# Bicycle Tour of Colorado 2011



## MerlinAma (Oct 11, 2005)

The route is up on the website. Looks interesting for the most part. Trail Ridge Road included.

Any other thoughts?


----------



## wasserbox (Mar 17, 2002)

MerlinAma said:


> The route is up on the website. Looks interesting for the most part. Trail Ridge Road included.
> 
> Any other thoughts?


Just looked at it.... so the route starts and ends in Central City - will everyone have to walk the first / last few miles so they don't get ticketed in Black Hawk?


----------



## MerlinAma (Oct 11, 2005)

wasserbox said:


> Just looked at it.... so the route starts and ends in Central City - will everyone have to walk the first / last few miles so they don't get ticketed in Black Hawk?


In looking at the map, it *appear*s the route just skirts Black Hawk so the ordinance wouldn't be an issue. 

Also just read that the Municipal Judge in Black Hawk upheld the ordinance. Gee - what a surprise! This issue needs to be addressed at a much higher level.


----------



## D-Town (Aug 22, 2004)

*2011 Btc*

I just hope none of the riders or their friends/families stay in a Black hawk hotel or spend any money in Black hawk. I was a bit surprised to see no mention of the Black hawk bike ban on the BTC website, given that it starts and ends in nearby Central City, and the check in is apparently in Black hawk! It would be a shame for a cycling event to deliver tourism money to a town that has banned bikes and that has openly rejected efforts by cyclists to work out the issue. 

By the way, the ban is now being addressed via state legislation:

Open Roads Act. State Representative Andy Kerr (D) is sponsoring the Open Roads Act (HB 1092), currently in the House Transportation Committee. The act is scheduled for a vote next week. The goal of the bill is to provide Colorado citizens and visitors with the ability to travel to jobs, schools, stores and attractions by bicycle without restriction from using public streets. 

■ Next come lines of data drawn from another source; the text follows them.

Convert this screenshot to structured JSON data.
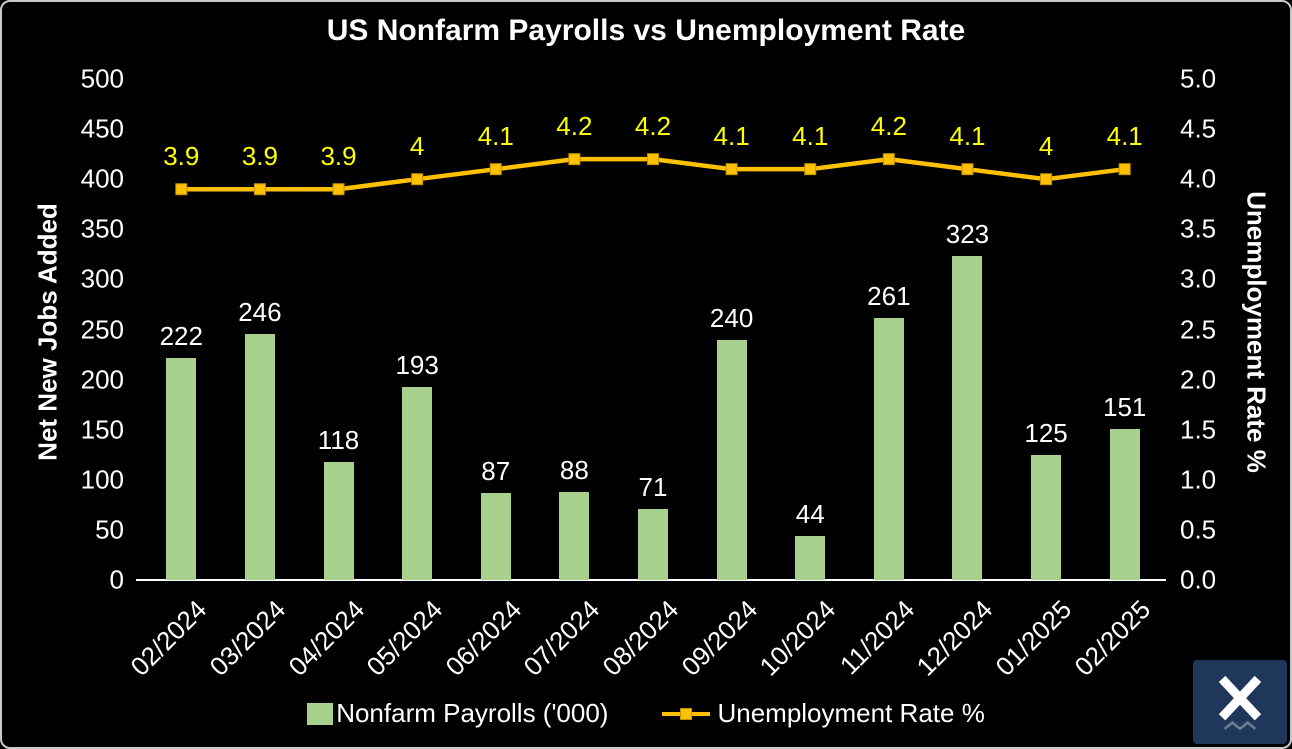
{
  "title": "US Nonfarm Payrolls vs Unemployment Rate",
  "left_axis": {
    "title": "Net New Jobs Added",
    "min": 0,
    "max": 500,
    "step": 50,
    "tick_labels": [
      "0",
      "50",
      "100",
      "150",
      "200",
      "250",
      "300",
      "350",
      "400",
      "450",
      "500"
    ]
  },
  "right_axis": {
    "title": "Unemployment Rate %",
    "min": 0,
    "max": 5,
    "step": 0.5,
    "tick_labels": [
      "0.0",
      "0.5",
      "1.0",
      "1.5",
      "2.0",
      "2.5",
      "3.0",
      "3.5",
      "4.0",
      "4.5",
      "5.0"
    ]
  },
  "legend": {
    "payrolls_label": "Nonfarm Payrolls ('000)",
    "unemployment_label": "Unemployment Rate %"
  },
  "colors": {
    "background": "#000000",
    "bar_fill": "#a9d18e",
    "line_stroke": "#ffc000",
    "line_marker_border": "#bf9000",
    "line_label": "#ffff00",
    "text": "#ffffff",
    "axis_line": "#ffffff",
    "logo_background": "#20375c"
  },
  "logo": {
    "icon_name": "x-logo-icon"
  },
  "chart_data": {
    "type": "bar+line",
    "categories": [
      "02/2024",
      "03/2024",
      "04/2024",
      "05/2024",
      "06/2024",
      "07/2024",
      "08/2024",
      "09/2024",
      "10/2024",
      "11/2024",
      "12/2024",
      "01/2025",
      "02/2025"
    ],
    "series": [
      {
        "name": "Nonfarm Payrolls ('000)",
        "type": "bar",
        "axis": "left",
        "color": "#a9d18e",
        "values": [
          222,
          246,
          118,
          193,
          87,
          88,
          71,
          240,
          44,
          261,
          323,
          125,
          151
        ]
      },
      {
        "name": "Unemployment Rate %",
        "type": "line",
        "axis": "right",
        "color": "#ffc000",
        "values": [
          3.9,
          3.9,
          3.9,
          4,
          4.1,
          4.2,
          4.2,
          4.1,
          4.1,
          4.2,
          4.1,
          4,
          4.1
        ]
      }
    ],
    "title": "US Nonfarm Payrolls vs Unemployment Rate",
    "xlabel": "",
    "ylabel_left": "Net New Jobs Added",
    "ylabel_right": "Unemployment Rate %",
    "ylim_left": [
      0,
      500
    ],
    "ylim_right": [
      0,
      5
    ],
    "grid": false,
    "legend_position": "bottom",
    "data_labels": true
  }
}
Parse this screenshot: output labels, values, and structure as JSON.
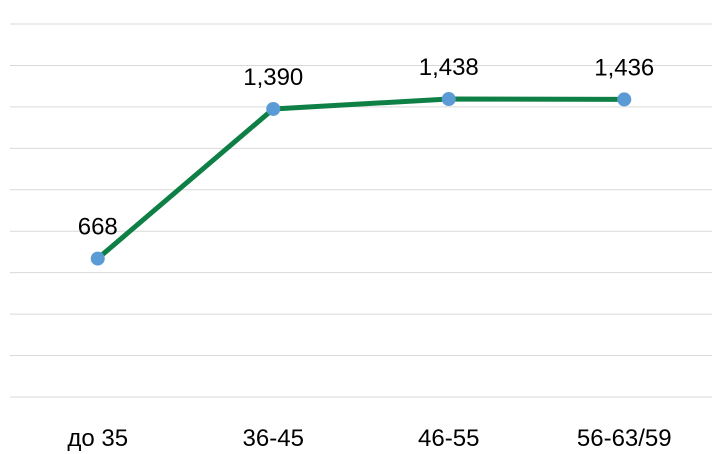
{
  "chart_data": {
    "type": "line",
    "categories": [
      "до 35",
      "36-45",
      "46-55",
      "56-63/59"
    ],
    "series": [
      {
        "values": [
          668,
          1390,
          1438,
          1436
        ],
        "labels": [
          "668",
          "1,390",
          "1,438",
          "1,436"
        ],
        "line_color": "#0e8046",
        "marker_color": "#5b9bd5"
      }
    ],
    "ylim": [
      0,
      1800
    ],
    "y_gridline_step": 200,
    "grid": true,
    "y_axis_labels_shown": false,
    "legend": "none"
  }
}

http://bicyclecolo.org/articles/open-roads-act-pg1163.htm


----------



## sbsbiker (Mar 29, 2008)

D-Town said:


> I just hope none of the riders or their friends/families stay in a Black hawk hotel or spend any money in Black hawk. I was a bit surprised to see no mention of the Black hawk bike ban on the BTC website, given that it starts and ends in nearby Central City, and the check in is apparently in Black hawk! It would be a shame for a cycling event to deliver tourism money to a town that has banned bikes and that has openly rejected efforts by cyclists to work out the issue.
> 
> By the way, the ban is now being addressed via state legislation:
> 
> ...



D-town you are right any cycling event that does anything with Black Hawk should be shamed. A cyclist boycott of this town should be in full effect untill they rethink thier stand on bikes. BTC should pull out of any activity in BlackHawk, unless it's a civilly disobeadant ride thought the town flipping the bird to the cops. Even with the Statehouse billing up to overturn this blackhawk bike ban, we as cyclists should not forget the message that BlackHawk sent us, and keep our money out of that town. I've never been there and now never will.


----------



## D-Town (Aug 22, 2004)

*Rtr, Btc, Crmbt*

Just out of curiosity, now that the Ride the Rockies route is out and can be compared with Bicycle Tour of Colorado and the Colorado Rocky Mountain Bicycle Tour, who's doing what? 

I've done the BTC a couple of times, but based on (1) wanting to try something different (and smaller), (2) preferring a loop over a point-to-point route, and (3) preferring to ride some stuff further from metro Denver, I opted for CRMBT. None of the 3 look bad though.


----------